I asked her if she had heard of the “Infected Mushrooms” and their newest album Dirty Roots. “Oh yeah, I love that one,” she responded. It was funny at the time, because there was no such thing as the Infected Mushroom and they certainly had no dirty roots. Looking back I find it sad that I never again took any of her music advice seriously. I wanted nothing to do with her musical conversations because she thought she was better for her taste in music, and we all thought it was absurd.
I often worry that people feel the same way when listening to spiels on ethical consumption and other sustainable practices. Of course, some people simply have different opinions on the matter and will never change their mind. But, for a majority of people who are open to changing their habits, conversations surrounding such topics can be intimidating simply because of the way their peers discuss them.

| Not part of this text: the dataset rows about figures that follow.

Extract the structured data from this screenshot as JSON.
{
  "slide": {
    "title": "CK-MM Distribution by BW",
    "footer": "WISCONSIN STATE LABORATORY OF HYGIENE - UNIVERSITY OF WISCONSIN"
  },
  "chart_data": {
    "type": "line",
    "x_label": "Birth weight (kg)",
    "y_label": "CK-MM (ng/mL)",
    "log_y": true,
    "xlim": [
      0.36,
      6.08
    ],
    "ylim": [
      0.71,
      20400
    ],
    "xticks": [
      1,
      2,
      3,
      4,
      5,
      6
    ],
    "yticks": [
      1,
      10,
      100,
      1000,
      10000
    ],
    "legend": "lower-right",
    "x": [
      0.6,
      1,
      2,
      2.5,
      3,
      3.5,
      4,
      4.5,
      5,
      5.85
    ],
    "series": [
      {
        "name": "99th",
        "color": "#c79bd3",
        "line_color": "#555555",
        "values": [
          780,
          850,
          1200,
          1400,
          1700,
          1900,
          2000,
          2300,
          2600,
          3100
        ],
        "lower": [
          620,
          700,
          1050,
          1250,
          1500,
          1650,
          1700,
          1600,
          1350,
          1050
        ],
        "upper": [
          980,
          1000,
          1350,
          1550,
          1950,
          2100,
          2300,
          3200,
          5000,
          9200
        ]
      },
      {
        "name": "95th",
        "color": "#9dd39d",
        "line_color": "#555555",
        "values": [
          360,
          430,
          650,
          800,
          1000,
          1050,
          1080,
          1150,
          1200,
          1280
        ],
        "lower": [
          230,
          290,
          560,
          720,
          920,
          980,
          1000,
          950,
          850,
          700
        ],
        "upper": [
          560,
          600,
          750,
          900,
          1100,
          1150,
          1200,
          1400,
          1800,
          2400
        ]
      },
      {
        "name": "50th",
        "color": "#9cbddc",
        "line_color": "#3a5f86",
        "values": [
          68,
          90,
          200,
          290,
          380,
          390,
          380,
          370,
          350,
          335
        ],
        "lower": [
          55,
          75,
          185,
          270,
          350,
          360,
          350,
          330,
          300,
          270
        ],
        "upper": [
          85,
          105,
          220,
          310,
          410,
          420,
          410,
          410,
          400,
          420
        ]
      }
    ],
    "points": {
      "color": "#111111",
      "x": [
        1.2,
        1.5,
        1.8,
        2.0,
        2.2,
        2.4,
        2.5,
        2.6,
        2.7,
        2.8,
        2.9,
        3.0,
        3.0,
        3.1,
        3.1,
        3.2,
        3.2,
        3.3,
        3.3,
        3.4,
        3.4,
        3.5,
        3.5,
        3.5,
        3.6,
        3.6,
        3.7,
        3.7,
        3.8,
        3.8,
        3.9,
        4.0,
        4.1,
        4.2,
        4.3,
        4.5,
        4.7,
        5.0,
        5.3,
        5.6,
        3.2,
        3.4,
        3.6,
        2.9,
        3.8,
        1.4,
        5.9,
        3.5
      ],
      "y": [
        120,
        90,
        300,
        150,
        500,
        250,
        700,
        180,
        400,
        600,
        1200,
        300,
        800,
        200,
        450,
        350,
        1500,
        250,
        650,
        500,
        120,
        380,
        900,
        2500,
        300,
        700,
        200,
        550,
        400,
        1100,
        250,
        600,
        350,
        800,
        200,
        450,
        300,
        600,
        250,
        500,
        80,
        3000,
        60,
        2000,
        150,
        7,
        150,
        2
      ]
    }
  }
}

Sharing information about small farmer-owned businesses, B-corps, organic products or forced labor free companies could not be more crucial. But in order to effectively spread this message, a person must carefully consider how they deliver their pitch. No one wants to listen to a know-it-all spew facts and brag about why their ethical lifestyle is superior to another’s. We all come from different backgrounds and were raised with varying values. It will never be acceptable to dictate how others should spend their money, or needlessly put down the things they believe in.
What we have been exposed to, or what we have chosen to educate ourselves on, determines everything we know or don’t know. The biggest mistake we can make in the fight for ethical consumption is to discredit someone for their lack of knowledge. If the goal is to get a majority of the population to shop with honor, then we must unite as a team. Successful teams have leaders, not superiors who think they are better.
If you are someone who refrains from big-name brands, shops only at thrift stores or grows your own vegetable garden, then congratulations are in order. Now ask yourself how you go about sharing this greatness with your community. Do you flaunt your completely organic fair trade kitchen? Or do you tell people the best place to find certain products and recommend the most affordable options?
Generally viewed as a progressive and sustainable town, Davis is filled with people who will tell you why shopping at the Co-op is better than Trader Joe’s. And they are right. But, telling someone their produce is bad and yours is good will never be an effective way to create change. I always keep a couple statistics that originally convinced me to change my practices in my back pocket to share whenever people are curious. I’m never looking to argue, but simply to converse and hear others’ perspectives with open ears.
If my old friend had ever bothered to stop and ask what my favorite songs were, I may have introduced her to something awesome. Everyone has something to add to the cause. Don’t miss their contribution because you’re too busy boasting about your values or listening to the Infected Mushroom.